Local branches in that clone:

  bench-checkout  ea7daaf  [origin/main: behind 249]
  main            83a5da8  [origin/main: behind 15]
* release         5957127  [origin/release: ahead 173, behind 50]
  • HEAD is on the local branch release, currently at 5957127 (a main-line commit — “docs/handover: meta-GGA τ-density landed”).

  • The local main branch is at 83a5da8, 15 behind origin/main.

  • LAST OK=False — the most recent vq admin update attempt for this env failed.

Transparency note: the queue chat advanced the local release branch by 15 commits (83a5da8 5957127) on 2026-05-20 via git pull --rebase origin main, while diagnosing the rc=128 failure. It was intended as a read-only check and should not have mutated the clone. The pull was a clean fast-forward — nothing was pushed, origin/release is untouched, no commits lost — but it means the local release branch now carries 15 more main commits than it did before. The branch was already parked on main-line commits before the queue chat touched it (release and main both sat at 83a5da8); the misnaming is pre-existing, not queue-chat- introduced. Flagging it in full so the dev chat has the complete picture before deciding how to restore the intended branch layout.

planetx:~/gitlab/vibeqc-dev

vq admin status planetx row (abridged):

vibeqc-dev  main  …  v0.7.0-24-ge3a34a5  DIRTY=yes
  • Working tree has uncommitted changes ([DIRTY]).

  • Well behind origin/main.

  • The dirty changes have not been inspected — the queue chat deliberately did not touch planetx’s clone.


Why this matters for job execution

The fleet vq config routes --branch main jobs to the vibeqc-dev venv python:

[hosts.mars.branches]
main = "~/gitlab/vibeqc-dev/.venv/bin/python"

A job submitted today with --branch main on mars runs against a venv whose compiled extensions predate the COSX OneCenterCorrection, the RI-MP2 use_float_intermediates path, the BIPOLE UHF scaffold, and the non-mean-field solvers module.
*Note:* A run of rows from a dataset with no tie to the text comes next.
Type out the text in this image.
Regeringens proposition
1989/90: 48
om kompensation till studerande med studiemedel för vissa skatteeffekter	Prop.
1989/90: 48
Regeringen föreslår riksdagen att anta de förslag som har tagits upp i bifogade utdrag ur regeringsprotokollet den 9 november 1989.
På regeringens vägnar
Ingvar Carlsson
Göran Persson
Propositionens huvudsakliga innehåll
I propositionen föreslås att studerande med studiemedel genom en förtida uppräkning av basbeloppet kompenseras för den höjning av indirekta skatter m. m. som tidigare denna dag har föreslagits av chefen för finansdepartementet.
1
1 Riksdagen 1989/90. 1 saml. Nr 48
The Python source is current; the .so files are not. Results would silently reflect the old C++ until the venv is rebuilt. No crash, no error — just stale numerics. That is the dangerous part and the reason this handover is worth acting on promptly.

The git branch name (release vs main) does not affect job execution — jobs use the venv python regardless of which branch is checked out. The branch wart only matters for git status readability and for vq admin update / scripts/ update.sh git operations.


What is NOT broken (queue side — no action needed)

  • vq is v0.6.24 on both mars and planetx.

  • Both vq-daemon units are active and healthy under systemd (vq daemon healthverdict: OK).

  • vibeqc-queue env: clean, LAST OK=True.

  • vibeqc-release env: clean, LAST OK=True.

  • The failed admin-update marker on mars has already been cleared (v0.5.51 marker-PID-staleness logic retired it once the dead update-process’s marker was re-evaluated).

Fleet-host incident context (FYI, not dev-chat work)

During the same sweep, mars’s systemd --user manager was found dead despite Linger=yes and no host reboot (uptime 4 days). It was restored by the operator (sudo systemctl restart user@1000.service), and a leftover unsupervised vq daemon run process was cleaned up. If the user manager dies again under linger, that warrants a separate investigation (journal around the death timestamp — a manager dropping under linger usually points to an OOM kill or a manual systemctl --user exit). Recorded here only so the dev chat has the timeline; no dev-chat action required.